On 12/17/05, Karl A. Krueger kkrueger@whoi.edu wrote:
"Creation scientists" didn't come up with their claims by observing the world and participating in a scientific process -- they came up with them by reading the Bible, for instance. Reading the Bible is part of doing theology, but it isn't part of doing science. We can go to the proponents and ask (as the Templeton Foundation did) "Where is the science?" The answer is, it isn't there. And that is why it's both correct and neutral to class "creation science" as pseudoscience.
Those who label themselves as "creationist scientists" are happy to go to great pains to show that 1. nobody really approaches the world with a "truly" open mind, but must, by definition, have some preconceived idea of what there is to be found and how to look for it (an assertion well asserted by psychologists as well as philosophy and history of science), and 2. that they also use empirical evidence, they also use external review, they also are happy to set up little experiments. It can be very difficult telling the two apart.

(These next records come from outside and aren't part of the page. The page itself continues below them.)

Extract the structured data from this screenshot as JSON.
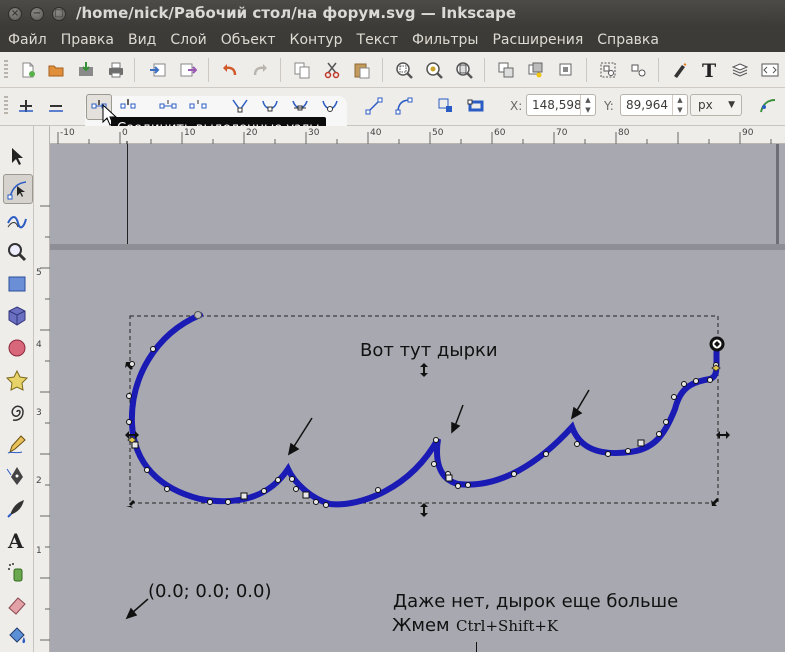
{
  "window": {
    "title": "/home/nick/Рабочий стол/на форум.svg — Inkscape",
    "buttons": {
      "close": "×",
      "minimize": "−",
      "maximize": "□"
    }
  },
  "menu": [
    "Файл",
    "Правка",
    "Вид",
    "Слой",
    "Объект",
    "Контур",
    "Текст",
    "Фильтры",
    "Расширения",
    "Справка"
  ],
  "commands_toolbar": {
    "icons": [
      "new-document-icon",
      "open-icon",
      "save-icon",
      "print-icon",
      "import-icon",
      "export-icon",
      "undo-icon",
      "redo-icon",
      "copy-icon",
      "cut-icon",
      "paste-icon",
      "zoom-selection-icon",
      "zoom-drawing-icon",
      "zoom-page-icon",
      "duplicate-icon",
      "clone-icon",
      "unlink-clone-icon",
      "group-icon",
      "ungroup-icon",
      "fill-stroke-icon",
      "text-font-icon",
      "layers-icon",
      "xml-editor-icon"
    ]
  },
  "node_toolbar": {
    "icons": [
      "insert-node-icon",
      "delete-node-icon",
      "join-nodes-icon",
      "break-node-icon",
      "join-segment-icon",
      "delete-segment-icon",
      "node-cusp-icon",
      "node-smooth-icon",
      "node-symmetric-icon",
      "node-auto-icon",
      "segment-line-icon",
      "segment-curve-icon",
      "object-to-path-icon",
      "stroke-to-path-icon",
      "path-effect-icon"
    ],
    "x_label": "X:",
    "x_value": "148,598",
    "y_label": "Y:",
    "y_value": "89,964",
    "unit": "px",
    "tooltip": "Соединить выделенные узлы"
  },
  "tools": [
    "selector-tool-icon",
    "node-tool-icon",
    "tweak-tool-icon",
    "zoom-tool-icon",
    "rectangle-tool-icon",
    "3d-box-tool-icon",
    "ellipse-tool-icon",
    "star-tool-icon",
    "spiral-tool-icon",
    "pencil-tool-icon",
    "pen-tool-icon",
    "calligraphy-tool-icon",
    "text-tool-icon",
    "spray-tool-icon",
    "eraser-tool-icon",
    "paint-bucket-tool-icon"
  ],
  "rulers": {
    "horizontal": [
      "-10",
      "0",
      "10",
      "20",
      "30",
      "40",
      "50",
      "60",
      "70",
      "80",
      "90"
    ],
    "vertical": [
      "5",
      "4",
      "3",
      "2",
      "1"
    ]
  },
  "canvas": {
    "annotation_holes": "Вот тут дырки",
    "annotation_coords": "(0.0; 0.0; 0.0)",
    "annotation_more": "Даже нет, дырок еще больше",
    "annotation_press": "Жмем",
    "annotation_shortcut": "Ctrl+Shift+K",
    "path_color": "#1a1ab4"
  }
}
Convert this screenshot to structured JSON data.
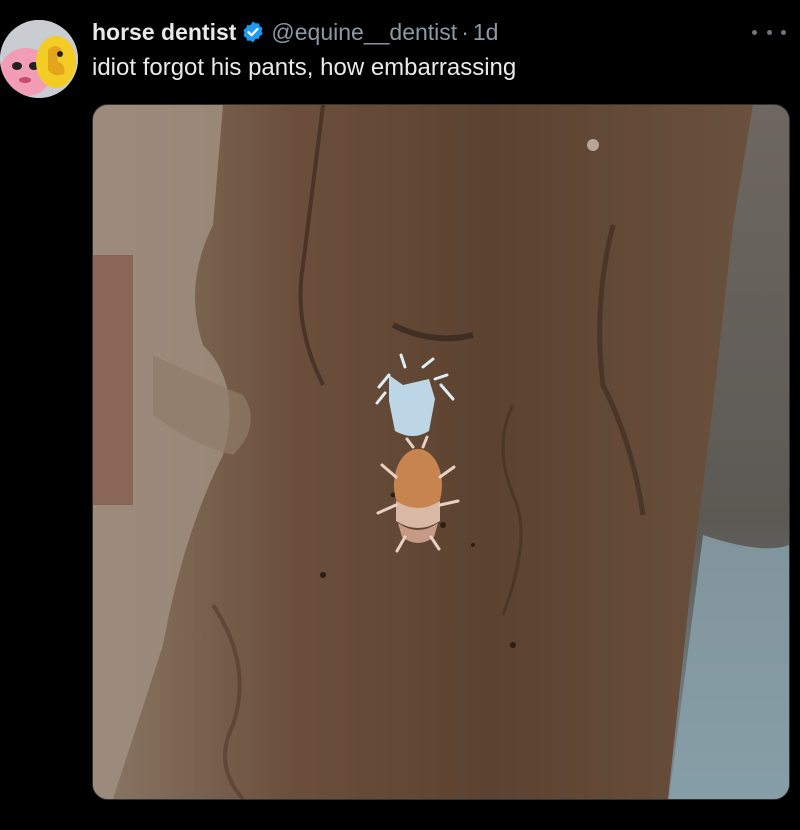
{
  "tweet": {
    "display_name": "horse dentist",
    "verified_icon": "verified-badge-icon",
    "handle": "@equine__dentist",
    "separator": "·",
    "timestamp": "1d",
    "text": "idiot forgot his pants, how embarrassing",
    "more_icon": "more-options-icon",
    "avatar_icon": "avatar-cartoon-characters",
    "media_description_icon": "photo-isopod-on-bark"
  },
  "colors": {
    "background": "#000000",
    "primary_text": "#e7e9ea",
    "secondary_text": "#8b98a5",
    "verified_blue": "#1d9bf0"
  }
}
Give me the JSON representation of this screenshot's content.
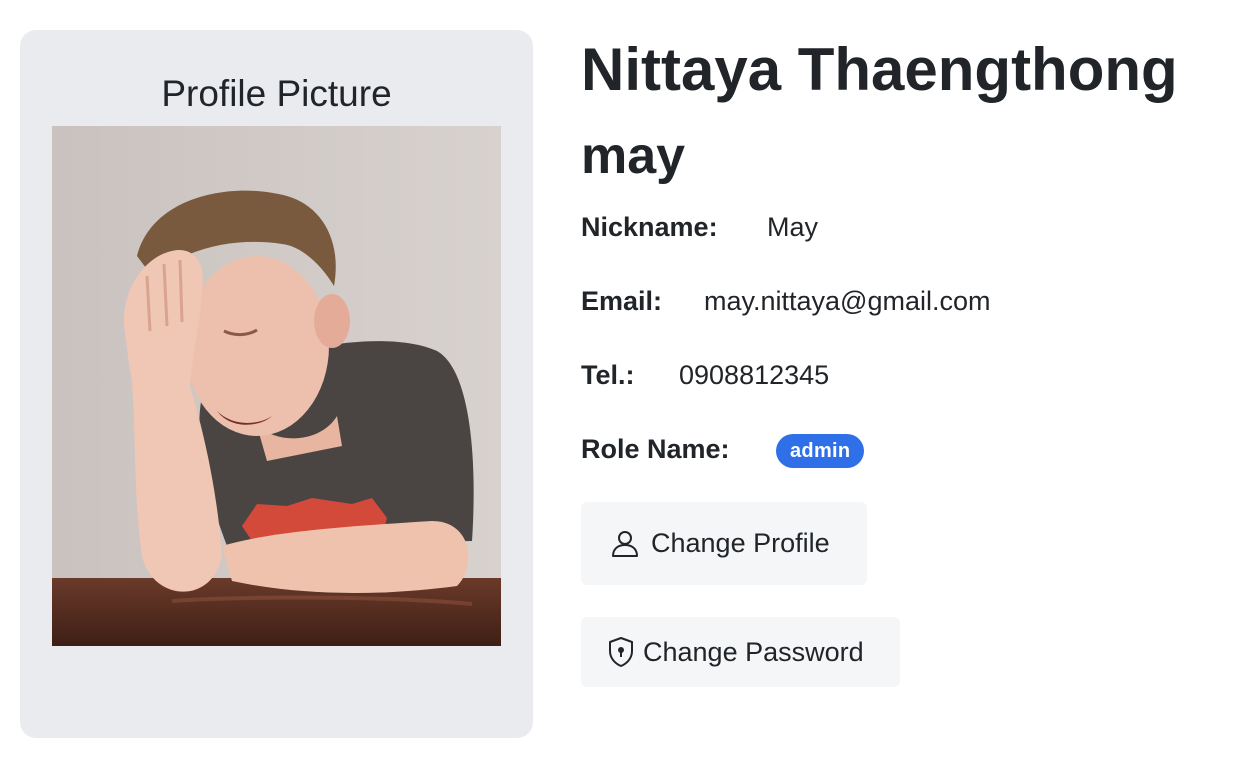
{
  "profile_card": {
    "title": "Profile Picture"
  },
  "user": {
    "full_name": "Nittaya Thaengthong",
    "username": "may"
  },
  "fields": {
    "nickname_label": "Nickname:",
    "nickname_value": "May",
    "email_label": "Email:",
    "email_value": "may.nittaya@gmail.com",
    "tel_label": "Tel.:",
    "tel_value": "0908812345",
    "role_label": "Role Name:",
    "role_value": "admin"
  },
  "buttons": {
    "change_profile": "Change Profile",
    "change_password": "Change Password"
  },
  "icons": {
    "change_profile": "user-icon",
    "change_password": "shield-lock-icon"
  },
  "colors": {
    "card_bg": "#e9ebef",
    "badge_bg": "#2f6fe8",
    "button_bg": "#f5f6f8",
    "text": "#212529"
  }
}
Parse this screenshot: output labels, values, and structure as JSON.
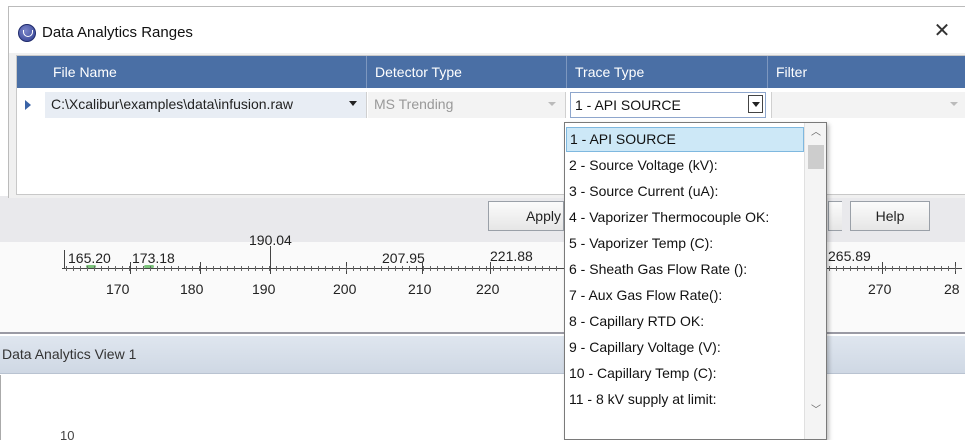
{
  "dialog": {
    "title": "Data Analytics Ranges",
    "close_glyph": "✕"
  },
  "grid": {
    "columns": [
      "File Name",
      "Detector Type",
      "Trace Type",
      "Filter"
    ],
    "row": {
      "file_name": "C:\\Xcalibur\\examples\\data\\infusion.raw",
      "detector_type": "MS Trending",
      "trace_type": "1 - API SOURCE",
      "filter": ""
    }
  },
  "trace_dropdown": {
    "selected_index": 0,
    "options": [
      "1 - API SOURCE",
      "2 - Source Voltage (kV):",
      "3 - Source Current (uA):",
      "4 - Vaporizer Thermocouple OK:",
      "5 - Vaporizer Temp (C):",
      "6 - Sheath Gas Flow Rate ():",
      "7 - Aux Gas Flow Rate():",
      "8 - Capillary RTD OK:",
      "9 - Capillary Voltage (V):",
      "10 - Capillary Temp (C):",
      "11 - 8 kV supply at limit:"
    ]
  },
  "buttons": {
    "apply": "Apply",
    "help": "Help"
  },
  "spectrum_scale": {
    "peaks": [
      "165.20",
      "173.18",
      "190.04",
      "207.95",
      "221.88",
      "265.89"
    ],
    "ticks": [
      "170",
      "180",
      "190",
      "200",
      "210",
      "220",
      "270",
      "28"
    ]
  },
  "view": {
    "title": "Data Analytics View  1",
    "y_label": "10"
  },
  "colors": {
    "header_blue": "#4a6fa5",
    "selection": "#cde8f7",
    "peak_green": "#7cc47c"
  }
}
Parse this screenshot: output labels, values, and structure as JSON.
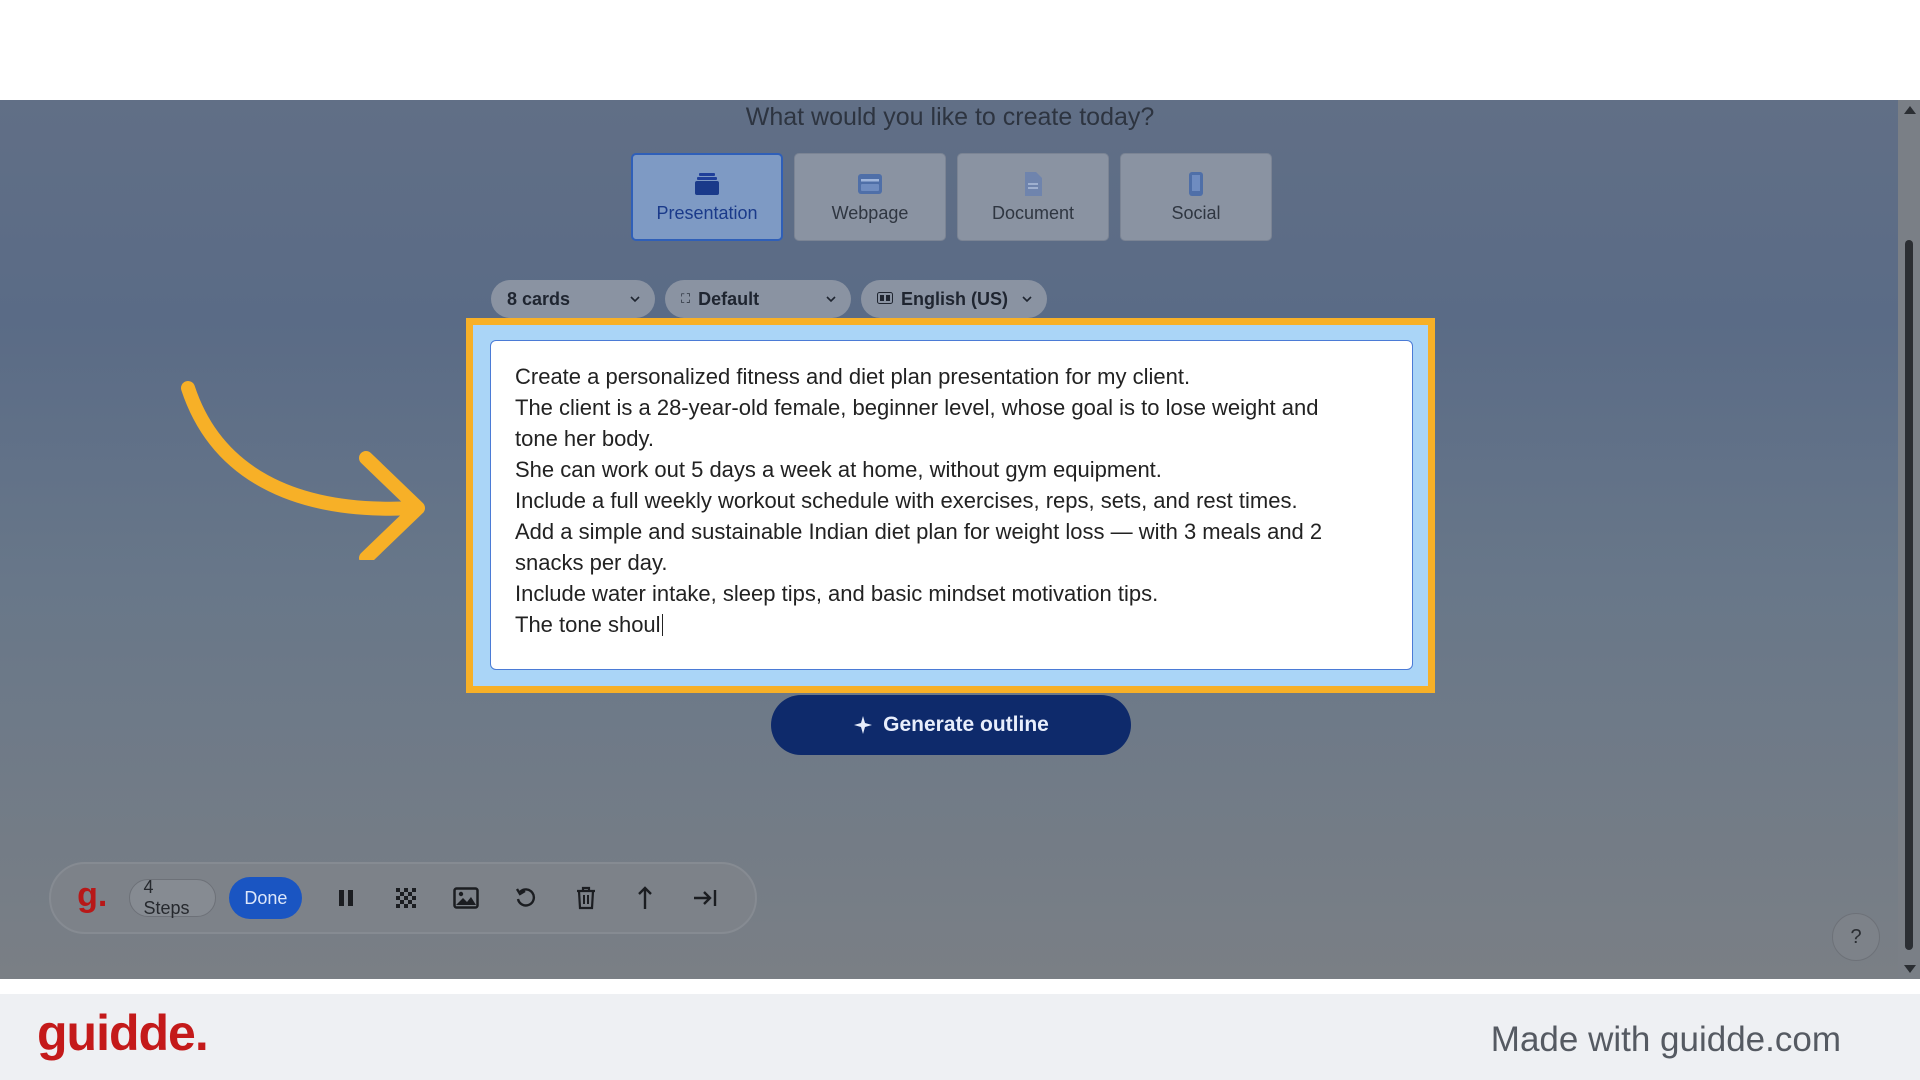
{
  "headline": "What would you like to create today?",
  "content_types": [
    {
      "label": "Presentation",
      "icon": "presentation-icon",
      "active": true
    },
    {
      "label": "Webpage",
      "icon": "webpage-icon",
      "active": false
    },
    {
      "label": "Document",
      "icon": "document-icon",
      "active": false
    },
    {
      "label": "Social",
      "icon": "phone-icon",
      "active": false
    }
  ],
  "options": {
    "cards": "8 cards",
    "theme": "Default",
    "language": "English (US)"
  },
  "prompt_lines": [
    "Create a personalized fitness and diet plan presentation for my client.",
    "The client is a 28-year-old female, beginner level, whose goal is to lose weight and",
    "tone her body.",
    "She can work out 5 days a week at home, without gym equipment.",
    "Include a full weekly workout schedule with exercises, reps, sets, and rest times.",
    "Add a simple and sustainable Indian diet plan for weight loss — with 3 meals and 2",
    "snacks per day.",
    "Include water intake, sleep tips, and basic mindset motivation tips.",
    "The tone shoul"
  ],
  "generate_button": "Generate outline",
  "recorder": {
    "logo": "g.",
    "steps": "4 Steps",
    "done": "Done",
    "tools": [
      "pause-icon",
      "blur-icon",
      "image-icon",
      "undo-icon",
      "trash-icon",
      "upload-icon",
      "skip-icon"
    ]
  },
  "help": "?",
  "footer": {
    "brand": "guidde.",
    "made_with": "Made with guidde.com"
  },
  "colors": {
    "highlight": "#f7b027",
    "primary_button": "#0e2a6b",
    "brand_red": "#c41a1a",
    "done_blue": "#1a55c2"
  }
}
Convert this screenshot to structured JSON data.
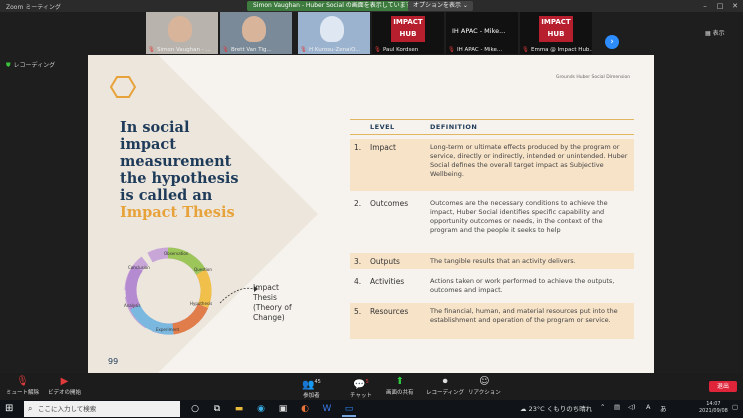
{
  "titlebar": {
    "app_title": "Zoom ミーティング",
    "banner": "Simon Vaughan - Huber Social の画面を表示しています",
    "view_options": "オプションを表示 ⌄"
  },
  "participants": [
    {
      "name": "Simon Vaughan - ...",
      "muted": true,
      "kind": "video"
    },
    {
      "name": "Brett Van Tig...",
      "muted": true,
      "kind": "video"
    },
    {
      "name": "H Kurosu-ZenaiO...",
      "muted": true,
      "kind": "video"
    },
    {
      "name": "Paul Kordsen",
      "muted": true,
      "kind": "hub"
    },
    {
      "name": "IH APAC - Mike...",
      "muted": true,
      "kind": "text",
      "tile_text": "IH APAC - Mike..."
    },
    {
      "name": "Emma @ Impact Hub...",
      "muted": true,
      "kind": "hub"
    }
  ],
  "hub_logo_text": "IMPACT HUB",
  "strip": {
    "next_icon": "›",
    "gallery_view": "表示"
  },
  "meeting_info": "レコーディング",
  "slide": {
    "brand": "Grounds Huber Social Dimension",
    "headline_parts": [
      "In social",
      "impact",
      "measurement",
      "the hypothesis",
      "is called an"
    ],
    "headline_highlight": "Impact Thesis",
    "cycle_labels": [
      "Observation",
      "Question",
      "Hypothesis",
      "Experiment",
      "Analysis",
      "Conclusion"
    ],
    "annotation_lines": [
      "Impact",
      "Thesis",
      "(Theory of",
      "Change)"
    ],
    "quote_mark": "99",
    "table": {
      "col_level": "LEVEL",
      "col_definition": "DEFINITION",
      "rows": [
        {
          "num": "1.",
          "level": "Impact",
          "definition": "Long-term or ultimate effects produced by the program or service, directly or indirectly, intended or unintended. Huber Social defines the overall target impact as Subjective Wellbeing."
        },
        {
          "num": "2.",
          "level": "Outcomes",
          "definition": "Outcomes are the necessary conditions to achieve the impact, Huber Social identifies specific capability and opportunity outcomes or needs, in the context of the program and the people it seeks to help"
        },
        {
          "num": "3.",
          "level": "Outputs",
          "definition": "The tangible results that an activity delivers."
        },
        {
          "num": "4.",
          "level": "Activities",
          "definition": "Actions taken or work performed to achieve the outputs, outcomes and impact."
        },
        {
          "num": "5.",
          "level": "Resources",
          "definition": "The financial, human, and material resources put into the establishment and operation of the program or service."
        }
      ]
    }
  },
  "toolbar": {
    "mute": "ミュート解除",
    "video": "ビデオの開始",
    "participants": "参加者",
    "participant_count": "45",
    "chat": "チャット",
    "chat_badge": "5",
    "share": "画面の共有",
    "record": "レコーディング",
    "reactions": "リアクション",
    "leave": "退出"
  },
  "taskbar": {
    "search_placeholder": "ここに入力して検索",
    "weather": "23°C  くもりのち晴れ",
    "ime": "A",
    "time": "14:07",
    "date": "2021/09/08"
  }
}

But let us assume that "creation science" is not science. How can we verify such a thing? By our own philosophical analysis of the methods? Sounds like original research to me.
Better, in my mind, to attribute the judgment to something more reputable than other Wikipedian's analysis.
But it seems to me that your argument would lead us to throwing out the idea of categories entirely, since there are *always* similarities and differences. Indeed, I'm not sure how we can write a single categorical sentence that doesn't invoke the same problem if someone wants to nitpick. "Cats are mammals" is a statement of similarity that glosses over the differences between cats and other mammals, after all ....
And if asked to be defended, we would happily point to science textbooks which classify cats as mammals. We don't have to rely on an individual Wikipedian's take on things because we don't do original research. If there is any doubt -- for example, on the classification of a platypus -- we refer to the experts and happily defer any responsibility for getting it wrong ("If you disagree, take it up with THEM, not us. We don't make such decisiions"). Which is what we should do here as well. But unfortunately I seem to be the only one who sees it this way.